Upon hearing the case, U.S. District Judge Charles A. Legge ruled that the court would not enjoin the implementation of Prop. 227, stating that federal law did not require bilingual education or prohibit so-called immersion classes as a way of teaching English. On July 31, the Ninth U.S. Circuit Court of Appeals denied, without comment, the request by bilingual education advocates for an injunction that would prevent the measure from taking legal effect on Aug. 3 with implementation scheduled for September.
The Mexican American Legal Defense and Educational Fund, along with other civil rights and education groups, also filed an 11th-hour lawsuit against the initiative in Los Angeles stating that California school districts were not prepared to begin teaching children through English immersion in the academic year 1998-1999. However, U.S. District Judge Lourdes Baird refused to block the nation's second-largest school district from proceeding with a new teaching plan aimed at complying with Proposition 227. This ruling cleared the way for Los Angeles Unified School District to start a program on August 3 which plans to educate 312,000 LEP students without the benefit of teaching them in their native languages. And the California School Board agreed to begin implementation of programs that comply with Prop. 227 at 50 year-round elementary schools that opened in August.

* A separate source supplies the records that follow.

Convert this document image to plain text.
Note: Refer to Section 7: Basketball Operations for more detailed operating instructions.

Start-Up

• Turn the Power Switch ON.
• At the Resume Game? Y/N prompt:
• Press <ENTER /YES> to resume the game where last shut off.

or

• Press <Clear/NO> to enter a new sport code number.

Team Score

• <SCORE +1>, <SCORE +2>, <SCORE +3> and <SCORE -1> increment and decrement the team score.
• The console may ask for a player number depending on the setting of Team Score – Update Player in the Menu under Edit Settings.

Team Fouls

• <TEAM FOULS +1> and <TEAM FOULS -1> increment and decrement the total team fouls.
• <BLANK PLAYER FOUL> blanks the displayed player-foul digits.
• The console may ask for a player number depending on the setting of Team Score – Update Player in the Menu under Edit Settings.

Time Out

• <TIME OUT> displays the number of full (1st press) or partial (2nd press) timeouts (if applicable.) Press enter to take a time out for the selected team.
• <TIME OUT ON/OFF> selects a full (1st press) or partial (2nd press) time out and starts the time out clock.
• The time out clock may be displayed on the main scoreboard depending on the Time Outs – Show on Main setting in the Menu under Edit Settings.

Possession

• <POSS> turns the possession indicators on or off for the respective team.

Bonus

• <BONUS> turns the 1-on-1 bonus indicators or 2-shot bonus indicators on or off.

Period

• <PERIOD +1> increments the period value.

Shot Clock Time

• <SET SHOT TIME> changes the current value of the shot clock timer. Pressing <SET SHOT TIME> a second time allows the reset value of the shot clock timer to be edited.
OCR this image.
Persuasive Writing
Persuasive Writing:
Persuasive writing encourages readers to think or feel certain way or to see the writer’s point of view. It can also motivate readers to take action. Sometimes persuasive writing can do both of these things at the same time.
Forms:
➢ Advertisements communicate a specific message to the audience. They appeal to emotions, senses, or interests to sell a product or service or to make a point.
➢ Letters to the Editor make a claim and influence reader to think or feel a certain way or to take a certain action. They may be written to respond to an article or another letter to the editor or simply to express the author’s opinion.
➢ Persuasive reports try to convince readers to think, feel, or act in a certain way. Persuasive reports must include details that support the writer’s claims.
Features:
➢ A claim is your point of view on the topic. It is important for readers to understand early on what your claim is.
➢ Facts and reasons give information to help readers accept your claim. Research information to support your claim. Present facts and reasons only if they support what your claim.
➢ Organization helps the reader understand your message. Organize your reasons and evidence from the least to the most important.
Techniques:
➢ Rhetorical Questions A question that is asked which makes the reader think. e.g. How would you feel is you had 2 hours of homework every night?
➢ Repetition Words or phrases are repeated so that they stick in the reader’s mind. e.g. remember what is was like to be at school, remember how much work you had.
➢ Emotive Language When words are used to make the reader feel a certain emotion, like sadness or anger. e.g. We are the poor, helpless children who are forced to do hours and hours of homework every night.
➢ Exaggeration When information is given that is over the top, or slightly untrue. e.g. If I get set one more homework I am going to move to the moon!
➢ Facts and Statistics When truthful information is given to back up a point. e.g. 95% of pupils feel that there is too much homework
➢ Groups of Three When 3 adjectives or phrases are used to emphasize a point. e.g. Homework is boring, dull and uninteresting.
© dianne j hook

Susan B. Anthony Kicked Off Dollar Coin

On July 29, U.S. Treasury Secretary announced that a new dollar coin will bear the image of "Liberty represented by a Native American woman, inspired by Sacajawea," thus removing the Susan B. Anthony coin which first appeared in 1979. Sacajawea was a young Shoshone woman who guided Lewis and Clark to the Pacific Ocean.

Pennsylvania NOW State President Barbara DiTullio appeared before the Dollar Coin Advisory Committee on behalf of the NOW Foundation to encourage the committee members to put Anthony on the new coin. As DiTullio pointed out, the Anthony coin was not a success because of its confusing similarity to the quarter and derogatory publicity upon its introduction. The NOW Foundation does not oppose issuance of a coin with the image of a Native American woman selected by Native American groups. However, none had requested a coin honoring Sacajawea and the Foundation objects to the use of the abstract "Liberty" in place of a specific woman leader. Di Tullio's statement noted, "Like the men whose political leadership is honored by portrayal on U.S. coins, Anthony is to be recognized for her own achievements as well as representing those of innumerable women who have participated in the ongoing fight for women's right to equal protection of the law."

The new coin, which will start circulating in 2000, will be colored gold and have an edge unlike a quarter in order to avoid some of the problems the Anthony dollar faced.

Military Reconsiders Adultery Sanctions

This summer the Pentagon took another look at the Uniform Code of Military Justice which prohibits adultery by any service member and relaxed the requirement that any soldier in violation of the code be court-martialed. A panel convened by Secretary of  Defense William Cohen last year after the Air Force's dismissal of  Lt. Kelly Flinn recommended downgrading the crime.

NOW President Patricia Ireland faced retired Lt. Oliver North on CNN's "Crossfire" to debate the merits of rethinking the military's strict standards. While North was gung-ho for courts-martial across the board, Ireland noted that the military has thus far been unable to enforce this rule effectively or fairly. Male officers have frequently been given weak reprimands or no sanctions at all while Flinn faced court-martial. Ireland expressed her concern that sexual misconduct rules are disproportionately applied to women, including the so-called "don't ask, don't tell" policy which has resulted in a much higher ratio of lesbians than gay men being kicked out of the military.
The new guidelines from the Pentagon state that criminal charges against the offending party should not be sought unless the misconduct disrupts the order of or discredits the armed forces. NOW's Vice President Membership Karen Johnson, a 20-year Air Force veteran, commented on the military's revised code, "NOW hopes that this change in policy will lessen the chance of a service member, particularly a woman, losing their career over consenting sexual conduct. However, we are still not confident that the military will make just decisions when determining who to charge and who not to charge. Women must not be the scapegoats for a military that has long ignored adultery, the use of prostitution and other improprieties."